Rising oil prices and inflation are the key issues that will be addressed by G8 finance ministers as the world's richest nations meet in St Petersburg.
Russia has stressed the importance of energy security
According to a draft communique, high and volatile oil prices are a threat to the world economy and they need to be dealt with as a shared responsibility.
Oil prices have risen sharply in 2006, as geopolitical threats have increased.
The two-day Russian meeting started on Friday and is a forerunner to the G8's annual meeting set for 15 to 17 July.
Russia's Finance Minister Alexei Kudrin stressed the need for G8 nations to address the issue of energy supplies as oil has surged beyond the $75-a-barrel mark at times this year.
Russia, which supplies a quarter of Europe's gas, has repeatedly stressed the importance of energy security during its G8 presidency.
However, its own policies have proved controversial ever since the nation's monopoly, Gazprom, cut off supplies to Europe during a pricing dispute with Ukraine.

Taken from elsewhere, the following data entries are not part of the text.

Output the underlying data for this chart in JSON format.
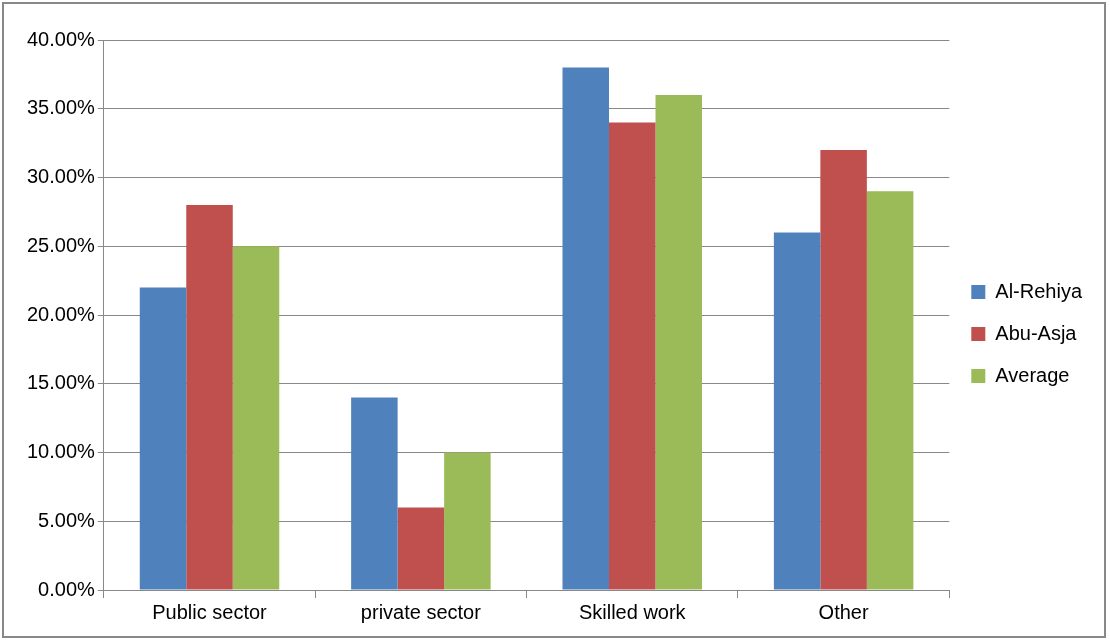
{
  "chart_data": {
    "type": "bar",
    "categories": [
      "Public sector",
      "private sector",
      "Skilled work",
      "Other"
    ],
    "series": [
      {
        "name": "Al-Rehiya",
        "color": "#4f81bd",
        "values": [
          22,
          14,
          38,
          26
        ]
      },
      {
        "name": "Abu-Asja",
        "color": "#c0504d",
        "values": [
          28,
          6,
          34,
          32
        ]
      },
      {
        "name": "Average",
        "color": "#9bbb59",
        "values": [
          25,
          10,
          36,
          29
        ]
      }
    ],
    "ylim": [
      0,
      40
    ],
    "yticks": [
      {
        "value": 0,
        "label": "0.00%"
      },
      {
        "value": 5,
        "label": "5.00%"
      },
      {
        "value": 10,
        "label": "10.00%"
      },
      {
        "value": 15,
        "label": "15.00%"
      },
      {
        "value": 20,
        "label": "20.00%"
      },
      {
        "value": 25,
        "label": "25.00%"
      },
      {
        "value": 30,
        "label": "30.00%"
      },
      {
        "value": 35,
        "label": "35.00%"
      },
      {
        "value": 40,
        "label": "40.00%"
      }
    ],
    "grid": "y",
    "legend": "right"
  }
}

The high oil prices boost petrol costs and crimp consumer spending
The G8's concerns over energy supplies are far from new.

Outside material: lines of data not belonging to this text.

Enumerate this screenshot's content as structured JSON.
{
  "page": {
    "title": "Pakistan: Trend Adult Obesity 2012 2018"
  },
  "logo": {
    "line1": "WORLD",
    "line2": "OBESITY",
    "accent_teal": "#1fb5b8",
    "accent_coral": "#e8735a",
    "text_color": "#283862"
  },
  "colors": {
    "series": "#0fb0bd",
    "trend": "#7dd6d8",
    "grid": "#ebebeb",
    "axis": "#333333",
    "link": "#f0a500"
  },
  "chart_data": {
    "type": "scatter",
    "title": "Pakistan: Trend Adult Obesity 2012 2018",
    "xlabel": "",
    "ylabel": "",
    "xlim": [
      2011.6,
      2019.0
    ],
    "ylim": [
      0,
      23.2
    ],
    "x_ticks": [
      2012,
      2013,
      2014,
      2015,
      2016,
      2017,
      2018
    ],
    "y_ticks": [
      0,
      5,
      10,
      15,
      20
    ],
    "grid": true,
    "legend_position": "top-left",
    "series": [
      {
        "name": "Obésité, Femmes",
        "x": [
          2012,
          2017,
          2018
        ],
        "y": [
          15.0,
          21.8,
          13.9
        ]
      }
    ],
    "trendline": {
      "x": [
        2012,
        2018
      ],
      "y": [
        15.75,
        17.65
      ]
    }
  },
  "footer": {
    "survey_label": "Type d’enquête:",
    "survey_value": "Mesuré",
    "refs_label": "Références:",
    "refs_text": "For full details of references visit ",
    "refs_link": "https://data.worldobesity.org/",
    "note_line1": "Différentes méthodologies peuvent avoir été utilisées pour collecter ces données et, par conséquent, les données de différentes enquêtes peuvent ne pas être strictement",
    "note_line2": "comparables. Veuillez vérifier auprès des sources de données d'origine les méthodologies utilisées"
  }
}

At their previous meeting in April, ministers voiced worries over energy costs and encouraged oil producers to step-up investments.
Unrest in Nigeria as well as in Iraq have both contributed to higher oil prices.

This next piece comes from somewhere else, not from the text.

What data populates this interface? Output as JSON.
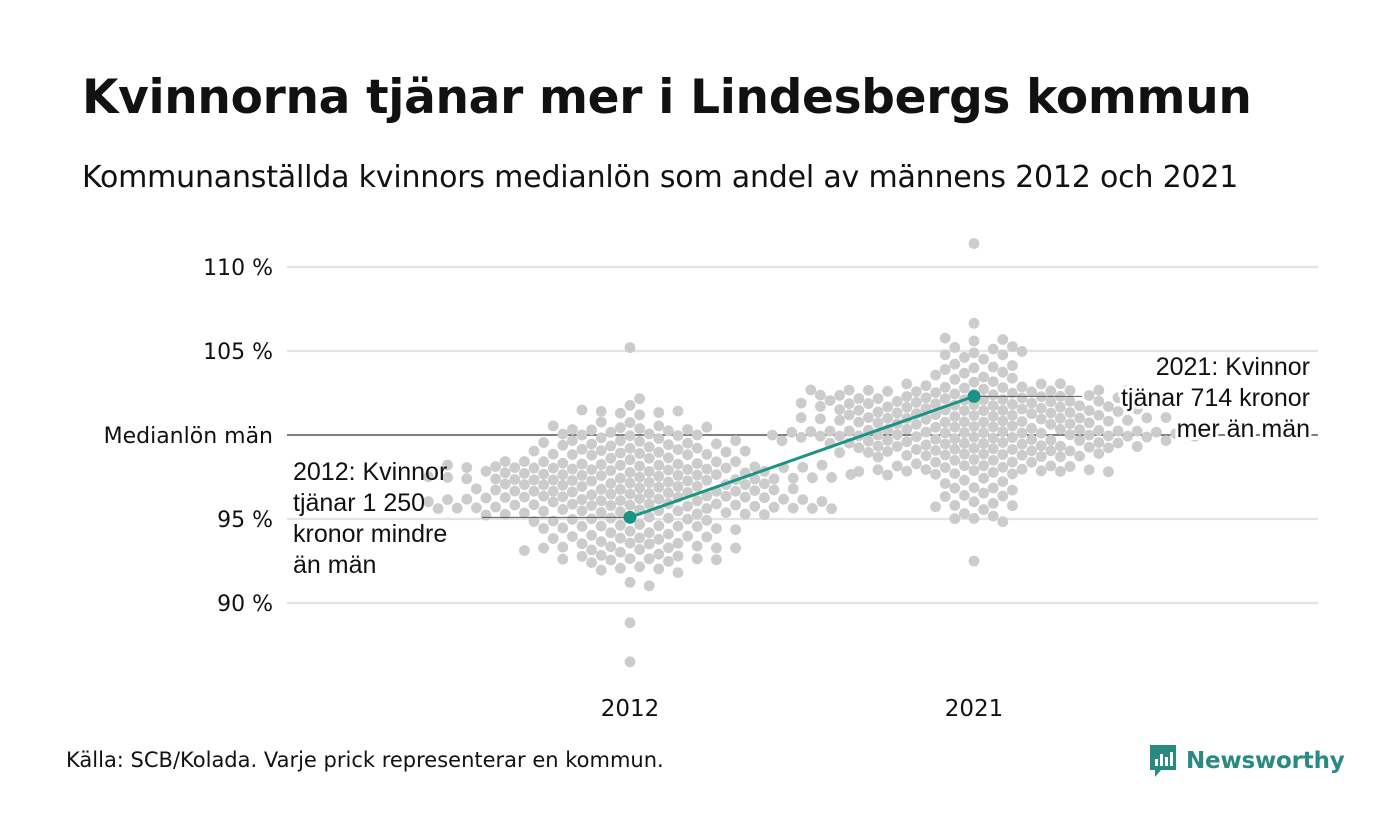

Meanwhile, supply fears have been compounded in recent weeks by growing tensions between the US and Iran over Tehran's nuclear programme.
If the US opts for sanctions, Tehran could reduce supplies, analysts say.
Mr Kudrin also announced that Russia would forgive $700m in debt owed by the world's poorest nations.
The joint plan, with the World Bank, entails a debt-for-development swap by which $250m of the $700m would have to be earmarked for development in Sub-Saharan Africa.
The money would be set aside to combat infectious diseases and improve energy services the bank said.
The news came as Oxfam called on G8 nations to relieve more countries from debt.
Finance ministers from Russia, the US, Canada, Japan, Germany, France and the UK are expected to release a communique on Saturday focusing on energy and inflation.
According to the Reuters news agency, the document will say that the world's economic growth is increasingly broad-based despite adverse political developments.